A brief overview of the various array packages around. The listing is chronological. dimarray is strongly inspired from pandas and larry packages.

numpy provides the basic array object, transformations and so on. It does not include axis labels and has limited support for missing values (NaNs). An extension, numpy.ma, adds a mask attributes and skip NaNs in transformations.

larry was pioneer as labelled array, it skips nans in transforms and comes with a wealth of built-in methods. It is very computationally-efficient via the use of bottleneck. For now it does not support naming dimensions.

pandas is an excellent package for low-dimensional data analysis, supporting many I/O formats and axis alignment (or “reindexing”) in binary operations. It is mostly limited to 2 dimensions (DataFrame), or up to 4 dimensions (Panel, Panel4D).

iris looks like a very powerful package to manipulate geospatial data with metadata, netCDF I/O, performing grid transforms etc..., but it is quite a jump from numpy’s ndarray in term of syntax and requires a bit of learning.
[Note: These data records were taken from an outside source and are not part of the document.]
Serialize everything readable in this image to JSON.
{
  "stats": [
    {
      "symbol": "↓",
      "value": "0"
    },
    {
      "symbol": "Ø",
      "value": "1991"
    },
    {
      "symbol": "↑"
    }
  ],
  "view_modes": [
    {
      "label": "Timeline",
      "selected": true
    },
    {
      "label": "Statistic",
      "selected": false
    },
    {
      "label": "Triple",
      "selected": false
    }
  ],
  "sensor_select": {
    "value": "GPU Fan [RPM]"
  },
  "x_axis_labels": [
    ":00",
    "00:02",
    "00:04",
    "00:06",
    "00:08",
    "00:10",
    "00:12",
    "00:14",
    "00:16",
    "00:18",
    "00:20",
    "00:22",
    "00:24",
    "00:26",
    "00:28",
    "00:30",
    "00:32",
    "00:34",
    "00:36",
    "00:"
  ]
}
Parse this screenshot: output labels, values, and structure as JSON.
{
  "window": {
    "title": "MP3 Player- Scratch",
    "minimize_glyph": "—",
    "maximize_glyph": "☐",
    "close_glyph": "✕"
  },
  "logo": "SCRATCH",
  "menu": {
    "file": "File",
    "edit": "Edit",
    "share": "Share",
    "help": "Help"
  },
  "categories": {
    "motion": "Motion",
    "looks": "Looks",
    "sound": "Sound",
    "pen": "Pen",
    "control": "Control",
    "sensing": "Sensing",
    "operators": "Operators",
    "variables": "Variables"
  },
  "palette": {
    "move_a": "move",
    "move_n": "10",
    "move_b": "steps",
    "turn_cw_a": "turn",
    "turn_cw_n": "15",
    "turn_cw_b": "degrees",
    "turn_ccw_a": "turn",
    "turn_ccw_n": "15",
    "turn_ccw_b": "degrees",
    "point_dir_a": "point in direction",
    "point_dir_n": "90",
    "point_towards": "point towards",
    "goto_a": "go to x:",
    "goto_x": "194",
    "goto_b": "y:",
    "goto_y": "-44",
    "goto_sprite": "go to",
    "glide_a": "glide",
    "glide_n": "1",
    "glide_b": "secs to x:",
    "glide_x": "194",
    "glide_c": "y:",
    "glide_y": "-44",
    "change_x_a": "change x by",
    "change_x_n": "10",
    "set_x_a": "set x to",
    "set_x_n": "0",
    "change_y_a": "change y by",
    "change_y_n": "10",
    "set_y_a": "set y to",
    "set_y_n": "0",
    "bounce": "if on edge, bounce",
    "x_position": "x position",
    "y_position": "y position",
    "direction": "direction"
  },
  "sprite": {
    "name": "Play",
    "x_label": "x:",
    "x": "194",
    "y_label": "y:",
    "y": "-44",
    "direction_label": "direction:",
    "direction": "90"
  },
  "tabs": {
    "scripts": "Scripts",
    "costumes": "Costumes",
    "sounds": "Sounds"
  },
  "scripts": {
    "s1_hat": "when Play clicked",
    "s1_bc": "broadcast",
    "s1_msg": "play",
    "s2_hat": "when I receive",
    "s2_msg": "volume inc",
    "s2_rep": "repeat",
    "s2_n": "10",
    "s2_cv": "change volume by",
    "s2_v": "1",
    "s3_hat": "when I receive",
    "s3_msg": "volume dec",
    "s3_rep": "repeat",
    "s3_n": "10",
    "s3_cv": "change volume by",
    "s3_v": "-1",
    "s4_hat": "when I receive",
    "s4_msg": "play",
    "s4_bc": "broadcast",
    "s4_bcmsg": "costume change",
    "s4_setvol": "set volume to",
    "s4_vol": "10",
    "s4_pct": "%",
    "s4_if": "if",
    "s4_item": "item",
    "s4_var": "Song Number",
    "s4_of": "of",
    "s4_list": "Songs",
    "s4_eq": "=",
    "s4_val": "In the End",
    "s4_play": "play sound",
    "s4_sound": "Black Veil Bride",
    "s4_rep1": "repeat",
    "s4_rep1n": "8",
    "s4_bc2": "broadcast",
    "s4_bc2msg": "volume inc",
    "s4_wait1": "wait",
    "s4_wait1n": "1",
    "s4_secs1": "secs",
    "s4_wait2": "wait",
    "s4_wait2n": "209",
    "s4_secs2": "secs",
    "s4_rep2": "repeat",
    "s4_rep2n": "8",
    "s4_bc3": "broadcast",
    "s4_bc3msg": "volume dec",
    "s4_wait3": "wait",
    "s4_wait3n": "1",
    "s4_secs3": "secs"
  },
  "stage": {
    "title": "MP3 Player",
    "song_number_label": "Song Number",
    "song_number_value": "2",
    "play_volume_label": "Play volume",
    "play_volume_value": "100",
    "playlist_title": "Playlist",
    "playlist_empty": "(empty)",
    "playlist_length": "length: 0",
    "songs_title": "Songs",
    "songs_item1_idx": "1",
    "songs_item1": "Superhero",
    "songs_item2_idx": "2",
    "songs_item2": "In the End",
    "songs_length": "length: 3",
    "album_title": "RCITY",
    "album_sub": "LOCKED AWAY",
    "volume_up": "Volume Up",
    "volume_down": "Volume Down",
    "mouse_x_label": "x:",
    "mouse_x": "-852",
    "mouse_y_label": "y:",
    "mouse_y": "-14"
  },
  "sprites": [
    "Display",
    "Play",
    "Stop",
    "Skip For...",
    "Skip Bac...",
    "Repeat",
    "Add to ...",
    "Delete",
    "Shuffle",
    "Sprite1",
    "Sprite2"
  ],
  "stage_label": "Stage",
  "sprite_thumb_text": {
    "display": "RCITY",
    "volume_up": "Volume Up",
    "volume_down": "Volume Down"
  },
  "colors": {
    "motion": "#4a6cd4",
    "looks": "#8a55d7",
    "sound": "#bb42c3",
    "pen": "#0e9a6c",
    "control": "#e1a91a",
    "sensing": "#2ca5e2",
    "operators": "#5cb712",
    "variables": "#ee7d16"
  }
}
dimarray, like iris, considers dimension names as a fundamental property of an array, and as such supports netCDF I/O format. It makes use of it in binary operations (broadcasting), transforms and indexing. It includes some of the nice features of pandas (e.g. axis alignment, optional nan skipping) but extends them to N dimensions, with a behaviour closer to a numpy array. Some geo features are planned (weighted mean for latitude, indexing modulo 360 for longitude, basic regridding) but dimarray should remain broad in scope.

xray has many similarities with dimarray, but has a stronger focus on following the Common Data Model, i.e. its primary object is the Dataset whereas dimarray is centered on the multidimensional array, with the Dataset being more of an extension (a dictionary of DimArrays). Moreover, xray is tightly integrated with pandas (it uses pandas Index as coordinates), whereas dimarray simply provides methods to exchange data from and to pandas objects, but does not actually rely on pandas. This makes dimarray+dependencies somewhat more lightweight than xray. In term of speed (indexing...), things are comparable - since all computationally-intensive operations in dimarray rely on fast numpy. xray is a very thorough project (e.g. unit tests etc...) with a commited author, so if your primary focus is to work with netCDF, access openDAP data and so on, you may want to go that way. Try it out!

spacegrids is a promising new package with focus on geospatial grids. It intends to streamline a number of operations such as derivations, integration, regridding by proposing an algebra on between arrays and axes (grids). It also includes a project management utility for netCDF files.